Ok, fair enough, and to each their own of course.

But it still seems reasonable to ask why an all powerful God would need the services of a bunch of guys who have to pass the hat just to pay the electric bill. :smiley:

Well ok, but, um…

Why would Jesus the Christ out source such an important a job as saving souls to a bunch of fellows who are rather continually in the news for buggering little boys? This is of course directed at the particular religion I was born in to.

I hope my atheist friends on the forum are watching and noticing that I can be very even handed in my arsenic flavored evaluation of theological matters. :smiley:

Ok, fair enough. Surely everybody is entitled to their own approach. I’m making the classic error of trying to evaluate faith with reason, my bad.

Yeah, and the ‘truth’ they were protecting couldn’t have been very strong if it couldn’t stand on its own, without eliminating all that competition.

Typist,
I enjoyed your tale of your uneventful day at the beach.
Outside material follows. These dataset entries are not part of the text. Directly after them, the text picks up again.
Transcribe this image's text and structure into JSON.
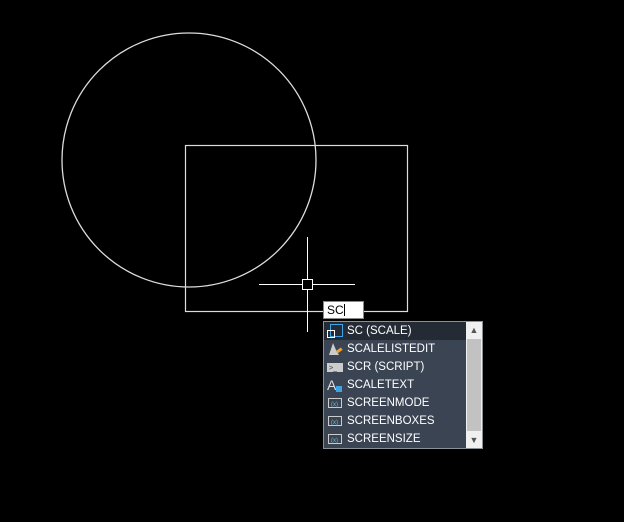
{
  "command_input": {
    "value": "SC"
  },
  "autocomplete": {
    "items": [
      {
        "label": "SC (SCALE)",
        "icon": "scale-icon",
        "selected": true
      },
      {
        "label": "SCALELISTEDIT",
        "icon": "scale-list-edit-icon"
      },
      {
        "label": "SCR (SCRIPT)",
        "icon": "script-icon"
      },
      {
        "label": "SCALETEXT",
        "icon": "scaletext-icon"
      },
      {
        "label": "SCREENMODE",
        "icon": "system-variable-icon"
      },
      {
        "label": "SCREENBOXES",
        "icon": "system-variable-icon"
      },
      {
        "label": "SCREENSIZE",
        "icon": "system-variable-icon"
      }
    ]
  },
  "colors": {
    "background": "#000000",
    "geometry": "#ffffff",
    "list_bg": "#3b4453",
    "selected_bg": "#252b35",
    "accent": "#3fa3e8"
  }
}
There is a saying that it is easier to change yourself than to change the world. You did not get a sign you could discern, nothing special or out of the ordinary…but have you considered, perhaps, like Marshall McLuhan that the medium is the message? That deeper than a single bleep is existence itself?

Thank you, glad to hear it.

While I completely agree with this in theory…

Well, as you can see, one of my problems is that I consider way more than is probably healthy. But I hadn’t considered your suggestion. Can you explain more please?

Typist,
The idea is that we perceive wholes rather than parts. Within a given experiences there are several parts, some left out of course. But how they seem to us is a whole that is greater than the individual components. Reality is further a mediated creation. We are part of the message, we influence the message, we in part determine what is the message. The medium is the message because it is not void of will, of intention. So ask yourself: why would a bolt of lighting have been an indication of the presence of the divine?
What is deeper is indeed us.

V-OutOfTheWilderness

Why not an infinite one? A divine feminine [0] benign and simply delivering information when we ask for it?
I know many psychics are charlatans but I also know some are not, how, because I am a druid and I have experimented with them, e.g. a friend got one around for a reading, I wasn’t there but I placed some imagery and ideas about me in the ether, and guess what, the psychic picked it up, exactly as I had placed it.

I don’t expect anyone to believe that, nor do I want them to, its much better for me if these things remain secret.
However, I would like my own temple please, then other crazies like me can do our shit there. I certainly don’t see why a given other set of crazies should be able to stop us [I.e. religionists].


Yes, but I’d see him as a metaphor of those kind of goings on in the world! Christianity didn’t stop that, nothing can.

How about the Celtic god Tarranis; the god of the storm; he gave us human sacrifice, sex n death rituals and general slaughter.

Again I think the mistake was to see such deities as literal beings. Did they say something about the human condition which would otherwise not be there? Surely we made them.

felix dakat
Its an ongoing battle isn’t it?

Oh yes and that! I’d say that goes with being more spiritual, at least that not being so has been the cause of the problem.

.

Typist

Because when a shaman listens to the inner voice, he gets his animist shizzle, when the priestess at Delphi listens, she gets the word of Apollo.

In other words, there is no definitive inner voice! One doesn’t purely listen, one becomes part of a cyclicity. Our culture and personalities are as much part of that as whatever lays at the other end of the line - so to speak.

Not that I’m standing up for Christianity, I am just saying that religion kinda does that trick ~ the one where we get to hear the Hellenistic thing, or whathaveyou.

I don’t know if I have clarified the stuff any better. Perception is the medium. Perception edits the contents of reality, it’s elements and creating its own narrative that makes sense, that has meaning. Think of the examples of ambiguous images but which perception orients, groups and presents with an adaptive meaning.